Reread the studies. They were looking for ANY complications, but only found relatively minor complications like PONV, pain, bleeding, infection etc. It wasn't that they weren't looking for respiratory problems, it is just that no significant respiratory problems occurred during the study time frame so they could not report those complications.
Of the 1,641 patients in the Couburn study,
In the Davies study,
Any respiratory problems that cropped up were transitory in nature and did not result in significant morbidity. What these studies did not evaluate specifically was any additional risk from OSA. However, given that the overall risk was so low, it is hard to imagine that a subgroup analysis of those with OSA would be significant.
However, there is a huge difference between the NPO guidelines and the OSA guidelines. No one is actively publishing data with which to challenge the NPO guidelines. There is no large group of institutions who are doing elective surgery on thousands of sub-optimally fasted patients every year. However, there is a large group of institutions doing ambulatory surgery on OSA patients and the data to begin to refute the guidelines exists and is being further developed.
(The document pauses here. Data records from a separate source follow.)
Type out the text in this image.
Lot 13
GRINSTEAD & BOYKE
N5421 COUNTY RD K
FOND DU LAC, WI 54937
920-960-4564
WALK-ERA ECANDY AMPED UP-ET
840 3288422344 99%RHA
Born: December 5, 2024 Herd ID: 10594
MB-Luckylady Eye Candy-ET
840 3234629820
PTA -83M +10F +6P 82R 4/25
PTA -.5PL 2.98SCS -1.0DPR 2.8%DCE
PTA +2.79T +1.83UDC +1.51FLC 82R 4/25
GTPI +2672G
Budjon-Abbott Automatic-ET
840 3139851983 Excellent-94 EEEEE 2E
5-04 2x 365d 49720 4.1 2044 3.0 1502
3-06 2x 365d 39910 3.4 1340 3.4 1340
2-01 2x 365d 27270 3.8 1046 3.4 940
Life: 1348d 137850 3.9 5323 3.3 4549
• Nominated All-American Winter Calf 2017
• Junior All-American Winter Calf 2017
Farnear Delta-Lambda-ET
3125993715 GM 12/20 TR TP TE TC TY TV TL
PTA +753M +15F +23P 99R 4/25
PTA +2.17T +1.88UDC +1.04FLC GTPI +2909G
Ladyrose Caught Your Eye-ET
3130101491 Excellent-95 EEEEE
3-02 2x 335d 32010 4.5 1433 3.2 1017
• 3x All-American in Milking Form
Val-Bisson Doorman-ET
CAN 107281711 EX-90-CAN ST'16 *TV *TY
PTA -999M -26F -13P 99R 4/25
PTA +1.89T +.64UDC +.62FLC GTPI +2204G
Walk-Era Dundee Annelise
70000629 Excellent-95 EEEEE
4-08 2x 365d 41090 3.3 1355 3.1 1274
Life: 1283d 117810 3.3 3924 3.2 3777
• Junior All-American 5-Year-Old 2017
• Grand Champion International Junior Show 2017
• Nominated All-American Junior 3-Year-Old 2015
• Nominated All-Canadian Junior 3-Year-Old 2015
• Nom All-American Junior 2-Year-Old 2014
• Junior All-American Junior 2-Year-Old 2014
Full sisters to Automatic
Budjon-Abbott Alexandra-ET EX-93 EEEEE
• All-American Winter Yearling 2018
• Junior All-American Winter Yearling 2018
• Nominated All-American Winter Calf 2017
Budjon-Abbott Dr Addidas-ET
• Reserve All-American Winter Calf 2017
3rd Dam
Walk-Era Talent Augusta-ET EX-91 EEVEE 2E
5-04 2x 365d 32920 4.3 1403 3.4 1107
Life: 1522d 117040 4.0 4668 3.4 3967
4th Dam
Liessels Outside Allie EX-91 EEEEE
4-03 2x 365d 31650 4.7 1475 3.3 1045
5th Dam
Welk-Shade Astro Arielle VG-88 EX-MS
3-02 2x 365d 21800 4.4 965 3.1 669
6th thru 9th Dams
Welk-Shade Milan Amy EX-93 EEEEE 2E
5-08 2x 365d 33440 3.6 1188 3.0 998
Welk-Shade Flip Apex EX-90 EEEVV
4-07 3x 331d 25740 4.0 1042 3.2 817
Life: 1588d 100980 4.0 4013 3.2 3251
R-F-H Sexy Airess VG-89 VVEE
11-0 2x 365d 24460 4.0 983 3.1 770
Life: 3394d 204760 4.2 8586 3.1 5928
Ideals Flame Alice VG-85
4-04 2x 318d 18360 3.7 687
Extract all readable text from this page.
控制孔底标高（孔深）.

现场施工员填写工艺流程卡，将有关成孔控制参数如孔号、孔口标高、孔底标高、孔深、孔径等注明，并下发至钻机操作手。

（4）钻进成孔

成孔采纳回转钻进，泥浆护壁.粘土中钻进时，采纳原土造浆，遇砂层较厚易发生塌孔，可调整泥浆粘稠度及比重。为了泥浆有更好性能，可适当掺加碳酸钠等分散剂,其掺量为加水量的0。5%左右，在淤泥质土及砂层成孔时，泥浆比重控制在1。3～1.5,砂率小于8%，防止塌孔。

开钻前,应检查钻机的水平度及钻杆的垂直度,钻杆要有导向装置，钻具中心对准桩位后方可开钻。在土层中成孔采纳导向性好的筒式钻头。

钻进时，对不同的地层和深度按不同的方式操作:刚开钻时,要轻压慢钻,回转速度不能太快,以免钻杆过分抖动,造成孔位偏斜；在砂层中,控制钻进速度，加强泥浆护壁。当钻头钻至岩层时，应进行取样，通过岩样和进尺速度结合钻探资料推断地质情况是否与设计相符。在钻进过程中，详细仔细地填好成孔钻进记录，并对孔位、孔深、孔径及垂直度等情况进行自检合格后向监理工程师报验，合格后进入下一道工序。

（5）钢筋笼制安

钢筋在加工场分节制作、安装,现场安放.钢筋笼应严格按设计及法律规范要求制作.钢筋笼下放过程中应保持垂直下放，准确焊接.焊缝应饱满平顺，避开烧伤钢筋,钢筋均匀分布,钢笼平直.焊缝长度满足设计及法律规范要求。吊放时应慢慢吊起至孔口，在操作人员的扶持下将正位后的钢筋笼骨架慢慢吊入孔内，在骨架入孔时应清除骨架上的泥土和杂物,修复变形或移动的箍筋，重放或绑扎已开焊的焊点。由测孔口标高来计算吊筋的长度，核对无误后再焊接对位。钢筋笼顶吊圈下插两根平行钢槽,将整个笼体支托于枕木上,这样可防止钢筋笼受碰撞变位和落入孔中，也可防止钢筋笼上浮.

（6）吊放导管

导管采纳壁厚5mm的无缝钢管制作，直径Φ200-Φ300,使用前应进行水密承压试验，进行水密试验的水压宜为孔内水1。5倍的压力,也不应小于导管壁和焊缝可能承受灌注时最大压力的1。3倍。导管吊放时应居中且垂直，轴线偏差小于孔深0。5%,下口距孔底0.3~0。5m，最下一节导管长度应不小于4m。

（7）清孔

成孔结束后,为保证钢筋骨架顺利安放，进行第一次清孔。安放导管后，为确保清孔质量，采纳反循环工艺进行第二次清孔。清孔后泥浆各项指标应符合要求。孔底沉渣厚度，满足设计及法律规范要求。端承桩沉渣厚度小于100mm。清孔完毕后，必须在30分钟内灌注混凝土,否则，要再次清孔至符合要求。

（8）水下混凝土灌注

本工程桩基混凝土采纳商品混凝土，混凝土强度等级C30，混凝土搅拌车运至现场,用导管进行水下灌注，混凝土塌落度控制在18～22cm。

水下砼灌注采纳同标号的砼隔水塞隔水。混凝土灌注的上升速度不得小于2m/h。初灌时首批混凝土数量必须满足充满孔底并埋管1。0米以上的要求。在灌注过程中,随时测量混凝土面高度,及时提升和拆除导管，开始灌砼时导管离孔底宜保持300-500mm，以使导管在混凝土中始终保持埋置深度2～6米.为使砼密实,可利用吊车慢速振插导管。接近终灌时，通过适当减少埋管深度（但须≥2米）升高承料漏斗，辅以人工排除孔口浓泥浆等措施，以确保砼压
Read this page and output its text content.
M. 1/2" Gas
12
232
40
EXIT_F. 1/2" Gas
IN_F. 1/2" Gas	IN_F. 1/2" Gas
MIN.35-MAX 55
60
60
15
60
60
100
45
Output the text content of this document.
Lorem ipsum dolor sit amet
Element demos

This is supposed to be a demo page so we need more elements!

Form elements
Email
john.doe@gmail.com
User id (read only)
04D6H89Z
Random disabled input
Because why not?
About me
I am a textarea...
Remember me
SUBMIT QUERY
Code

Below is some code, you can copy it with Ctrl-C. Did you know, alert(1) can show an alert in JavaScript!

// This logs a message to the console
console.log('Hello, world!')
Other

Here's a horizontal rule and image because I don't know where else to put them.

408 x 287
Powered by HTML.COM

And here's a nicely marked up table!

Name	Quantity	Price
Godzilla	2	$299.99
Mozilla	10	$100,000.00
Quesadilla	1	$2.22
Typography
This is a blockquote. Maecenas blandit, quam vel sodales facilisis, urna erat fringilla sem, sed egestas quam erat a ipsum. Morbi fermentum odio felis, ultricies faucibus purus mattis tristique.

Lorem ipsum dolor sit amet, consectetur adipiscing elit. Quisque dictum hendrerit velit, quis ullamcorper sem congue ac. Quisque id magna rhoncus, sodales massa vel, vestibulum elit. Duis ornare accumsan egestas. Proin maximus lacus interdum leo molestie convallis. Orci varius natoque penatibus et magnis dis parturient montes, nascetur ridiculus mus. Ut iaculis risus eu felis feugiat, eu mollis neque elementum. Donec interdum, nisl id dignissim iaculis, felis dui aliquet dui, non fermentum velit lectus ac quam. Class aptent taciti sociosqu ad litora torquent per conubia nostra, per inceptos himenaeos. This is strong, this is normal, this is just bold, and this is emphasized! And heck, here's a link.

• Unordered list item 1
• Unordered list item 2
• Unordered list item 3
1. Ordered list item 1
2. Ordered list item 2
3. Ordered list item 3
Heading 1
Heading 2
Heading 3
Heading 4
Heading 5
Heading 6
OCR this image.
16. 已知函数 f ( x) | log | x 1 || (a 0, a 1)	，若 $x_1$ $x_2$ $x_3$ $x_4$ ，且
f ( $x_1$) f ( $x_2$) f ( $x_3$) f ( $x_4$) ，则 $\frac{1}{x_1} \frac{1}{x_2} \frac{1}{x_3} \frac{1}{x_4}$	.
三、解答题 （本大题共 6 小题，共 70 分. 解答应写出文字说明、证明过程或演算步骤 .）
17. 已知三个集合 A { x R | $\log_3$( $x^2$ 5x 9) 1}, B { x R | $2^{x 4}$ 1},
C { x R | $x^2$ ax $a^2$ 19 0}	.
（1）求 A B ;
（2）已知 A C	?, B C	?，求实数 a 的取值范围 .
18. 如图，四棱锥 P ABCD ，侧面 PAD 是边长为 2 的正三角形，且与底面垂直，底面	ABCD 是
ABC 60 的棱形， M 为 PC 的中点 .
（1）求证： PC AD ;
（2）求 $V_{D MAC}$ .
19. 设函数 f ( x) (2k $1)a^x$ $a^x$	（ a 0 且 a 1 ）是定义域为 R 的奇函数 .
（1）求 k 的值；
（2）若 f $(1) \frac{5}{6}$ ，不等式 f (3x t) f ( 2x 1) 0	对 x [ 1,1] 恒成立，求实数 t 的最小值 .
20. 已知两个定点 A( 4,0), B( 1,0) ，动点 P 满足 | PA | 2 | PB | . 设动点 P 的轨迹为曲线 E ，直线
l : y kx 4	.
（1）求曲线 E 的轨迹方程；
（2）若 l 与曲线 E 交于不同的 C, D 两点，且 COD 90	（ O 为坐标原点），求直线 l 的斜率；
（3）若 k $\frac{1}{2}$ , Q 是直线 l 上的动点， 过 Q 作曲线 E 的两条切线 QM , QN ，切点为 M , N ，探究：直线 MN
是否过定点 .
I don't disagree with the majority of the guidelines, just the portion where they list procedures that should/ should not be done in the ASC and the scoring system both of which are based on supposition and are increasingly appearing to be outdated based on actual evidence. (In fact I don't completely disagree with this portion yet, but I completely disagree with using this portion of the guidelines to condemn an anesthesiologist who went outside this part of the guidelines)
At the time of the publication of the guidelines, supposition was likely appropriate as there was no data so a conservative approach was indicated. However, if we stuck with a conservative approach despite the evidence, all ASC's would be shut down and all patients would return to being admitted to hospitals the day before their surgery, and would remain inpatient postoperatively for all surgeries. We have to move forward.
We don't know that. We have a reporter telling us this. However, if this is true, it adds further support to my contention that the outcome is tied to the management, not the fact that the patient was obese with OSA and had an upper abdominal laparoscopy in an ASC.
Which brings up an interesting question I thought of in the shower this morning. For the sake of argument let's say that there was a set of ASA guidelines published in 2002 that explicitly forbade giving general anesthesia to a patient with disease X. In 2006 an anesthesiologist does a general anesthetic for a patient with disease x and the patient dies. In 2007 the ASA publishes a new set of guidelines that says in effect we were wrong and in light of new evidence there is no contraindication to general anesthesia in a patient with disease X. In 2008, the patient's family sues and you are called to review the case and comment. Is it legitimate to utilize the former set of guidelines that were in effect at the time of the death? Is it legitimate to use the latter set of guidelines?